More jokes about jobs
1.
1.
A lawyer runs a
stop sign and gets pulled over by a sheriff. He thinks he's smarter being a big
shot lawyer from New York and has a better education than an sheriff from West
Virginia. The sheriff asks for license and registration. The lawyer asks,
"What for?" The sheriff responds, "You didn't come to a complete
stop at the stop sign." The lawyer says, "I slowed down and no one
was coming." "You still didn't come to a complete stop. License and
registration please," say the sheriff impatiently. The lawyer says,
"If you can show me the legal difference between slow down and stop, I'll
give you my license and registration and you can give me the ticket. If not,
you let me go and don't give me the ticket." The sheriff says, "That
sounds fair, please exit your vehicle." The lawyer steps out and the
sheriff takes out his nightstick and starts beating the lawyer with it. The
sheriff says, "Do you want me to stop or just slow down?"
2.
Three doctors
are discussing which types of patients they prefer. Doctor Watson says, ''I
prefer librarians. All their organs are alphabetized.'' Doctor Fitzpatrick
says, ''I prefer mathematicians.

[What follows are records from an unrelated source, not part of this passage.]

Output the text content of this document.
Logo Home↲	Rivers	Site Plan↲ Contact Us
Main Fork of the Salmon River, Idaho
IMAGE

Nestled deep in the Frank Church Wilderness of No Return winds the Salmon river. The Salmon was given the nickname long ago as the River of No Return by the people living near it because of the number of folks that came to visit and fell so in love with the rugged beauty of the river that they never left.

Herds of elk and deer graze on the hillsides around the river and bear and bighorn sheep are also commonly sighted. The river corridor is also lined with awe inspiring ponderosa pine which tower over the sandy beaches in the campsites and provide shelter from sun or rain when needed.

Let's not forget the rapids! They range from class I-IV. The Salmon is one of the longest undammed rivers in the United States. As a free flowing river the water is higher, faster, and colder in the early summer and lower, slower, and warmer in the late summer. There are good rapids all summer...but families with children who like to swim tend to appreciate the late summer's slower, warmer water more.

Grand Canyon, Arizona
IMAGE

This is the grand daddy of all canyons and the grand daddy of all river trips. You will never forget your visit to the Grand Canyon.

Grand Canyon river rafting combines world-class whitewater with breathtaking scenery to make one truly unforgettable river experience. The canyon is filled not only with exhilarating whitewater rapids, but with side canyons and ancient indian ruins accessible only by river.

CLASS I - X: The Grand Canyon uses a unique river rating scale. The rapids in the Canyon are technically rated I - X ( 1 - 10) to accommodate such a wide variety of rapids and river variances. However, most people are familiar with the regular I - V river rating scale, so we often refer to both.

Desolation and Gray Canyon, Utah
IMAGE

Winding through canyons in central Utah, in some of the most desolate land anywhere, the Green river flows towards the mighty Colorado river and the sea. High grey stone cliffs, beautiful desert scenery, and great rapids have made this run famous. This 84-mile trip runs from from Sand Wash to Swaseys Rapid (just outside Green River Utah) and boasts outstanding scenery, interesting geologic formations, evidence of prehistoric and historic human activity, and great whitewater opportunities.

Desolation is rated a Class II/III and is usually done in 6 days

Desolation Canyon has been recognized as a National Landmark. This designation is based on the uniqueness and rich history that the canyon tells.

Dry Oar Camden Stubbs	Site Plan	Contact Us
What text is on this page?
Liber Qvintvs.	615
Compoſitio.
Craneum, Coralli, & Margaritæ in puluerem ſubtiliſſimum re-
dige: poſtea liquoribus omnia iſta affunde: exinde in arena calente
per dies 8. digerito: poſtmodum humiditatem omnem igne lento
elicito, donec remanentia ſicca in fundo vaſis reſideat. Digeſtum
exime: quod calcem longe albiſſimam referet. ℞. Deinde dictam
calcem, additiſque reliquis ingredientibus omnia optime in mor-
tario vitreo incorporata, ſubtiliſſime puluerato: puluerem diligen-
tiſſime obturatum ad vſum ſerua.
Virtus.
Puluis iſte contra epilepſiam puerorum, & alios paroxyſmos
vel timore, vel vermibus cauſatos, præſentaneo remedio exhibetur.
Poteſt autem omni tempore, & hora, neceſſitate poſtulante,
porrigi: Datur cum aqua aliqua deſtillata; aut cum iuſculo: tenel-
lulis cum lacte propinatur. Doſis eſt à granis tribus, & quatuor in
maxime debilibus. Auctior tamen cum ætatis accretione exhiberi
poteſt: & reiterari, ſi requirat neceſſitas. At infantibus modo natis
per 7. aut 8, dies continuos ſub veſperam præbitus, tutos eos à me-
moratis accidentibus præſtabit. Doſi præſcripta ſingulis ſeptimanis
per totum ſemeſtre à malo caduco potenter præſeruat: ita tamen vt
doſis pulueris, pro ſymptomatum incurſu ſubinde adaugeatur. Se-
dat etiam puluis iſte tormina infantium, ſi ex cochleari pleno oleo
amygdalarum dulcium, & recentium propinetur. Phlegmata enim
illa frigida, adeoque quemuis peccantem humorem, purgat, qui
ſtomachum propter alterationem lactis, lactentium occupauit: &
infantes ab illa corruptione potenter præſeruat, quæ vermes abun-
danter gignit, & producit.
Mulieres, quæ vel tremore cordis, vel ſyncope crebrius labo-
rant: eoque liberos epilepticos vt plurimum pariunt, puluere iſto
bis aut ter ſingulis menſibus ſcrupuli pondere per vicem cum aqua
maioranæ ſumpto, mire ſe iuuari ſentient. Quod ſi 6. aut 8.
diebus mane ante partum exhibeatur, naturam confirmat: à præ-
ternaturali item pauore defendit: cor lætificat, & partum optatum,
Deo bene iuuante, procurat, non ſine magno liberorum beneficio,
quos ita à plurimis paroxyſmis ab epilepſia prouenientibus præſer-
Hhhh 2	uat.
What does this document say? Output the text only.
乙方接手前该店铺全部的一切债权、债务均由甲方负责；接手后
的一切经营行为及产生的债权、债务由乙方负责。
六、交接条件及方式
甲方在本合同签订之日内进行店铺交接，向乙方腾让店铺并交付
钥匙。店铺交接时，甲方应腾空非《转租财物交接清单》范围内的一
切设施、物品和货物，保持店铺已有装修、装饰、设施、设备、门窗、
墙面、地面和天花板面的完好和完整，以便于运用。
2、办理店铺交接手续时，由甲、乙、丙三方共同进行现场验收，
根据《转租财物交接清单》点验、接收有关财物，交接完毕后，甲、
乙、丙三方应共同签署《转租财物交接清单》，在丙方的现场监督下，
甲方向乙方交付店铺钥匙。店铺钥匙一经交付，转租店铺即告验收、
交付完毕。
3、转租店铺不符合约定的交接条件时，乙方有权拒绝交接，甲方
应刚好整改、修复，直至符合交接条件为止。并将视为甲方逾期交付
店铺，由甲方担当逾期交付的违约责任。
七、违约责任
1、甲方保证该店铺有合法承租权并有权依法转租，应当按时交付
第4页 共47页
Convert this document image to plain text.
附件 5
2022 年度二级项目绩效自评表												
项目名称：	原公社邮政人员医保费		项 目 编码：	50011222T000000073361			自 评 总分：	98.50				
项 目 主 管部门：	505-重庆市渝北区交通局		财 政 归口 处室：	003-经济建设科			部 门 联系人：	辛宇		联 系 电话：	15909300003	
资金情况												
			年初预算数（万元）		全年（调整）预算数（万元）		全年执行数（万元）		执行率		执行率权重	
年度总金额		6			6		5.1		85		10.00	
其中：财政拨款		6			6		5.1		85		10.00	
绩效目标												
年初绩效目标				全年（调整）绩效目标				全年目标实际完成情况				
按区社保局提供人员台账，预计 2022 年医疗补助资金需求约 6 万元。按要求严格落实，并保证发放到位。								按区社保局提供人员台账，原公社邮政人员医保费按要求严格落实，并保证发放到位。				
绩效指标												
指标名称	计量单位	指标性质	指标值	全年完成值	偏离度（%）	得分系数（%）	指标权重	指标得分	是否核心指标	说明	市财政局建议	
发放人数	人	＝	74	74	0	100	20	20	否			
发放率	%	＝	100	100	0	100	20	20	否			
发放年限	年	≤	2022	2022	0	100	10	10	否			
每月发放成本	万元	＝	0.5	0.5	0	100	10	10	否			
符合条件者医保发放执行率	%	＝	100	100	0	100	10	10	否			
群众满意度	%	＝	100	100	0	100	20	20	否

All their organs are numbered.'' Doctor Ahn
says, ''I prefer lawyers. They’re gutless, heartless, brainless, spineless, and
their heads and rear-ends are interchangeable.''
3.
What do you
have when 100 lawyers are buried up to their necks in sand? Not enough sand.
4.
A local United
Way office realized that the organization had never received a donation from
the town's most successful lawyer. The person in charge of contributions called
him to persuade him to contribute. "Our research shows that out of a yearly
income of at least $500,000, you did not give a penny to charity. Wouldn't you
like to give back to the community in some way?" The lawyer mulled this
over for a moment and replied, "First, did your research also show that my
mother is dying after a long illness, and has medical bills that are several
times her annual income?" Embarrassed, the United Way rep mumbled,
"Um, no." The lawyer interrupts, "Or that my brother, a disabled
veteran, is blind and confined to a wheelchair?" The stricken United Way
rep began to stammer out an apology, but was interrupted again. "Or that
my sister's husband died in a traffic accident," the lawyer's voice rising
in indignation, "leaving her penniless with three children?!" The
humiliated United Way rep, completely beaten, said simply, "I had no
idea." On a roll, the lawyer cut him off once again, "So if I don't
give any money to them, why should I give any to you?"
5.
As a group of
soldiers stood in formation at an Army Base, the Drill Sergeant said, "All
right! All you idiots fall out." As the rest of the squad wandered away,
one soldier remained at attention. The Drill Instructor walked over until he
was eye to eye with him, and then raised a single eyebrow. The soldier smiled
and said, "Sure was a lot of 'em, huh, sir?"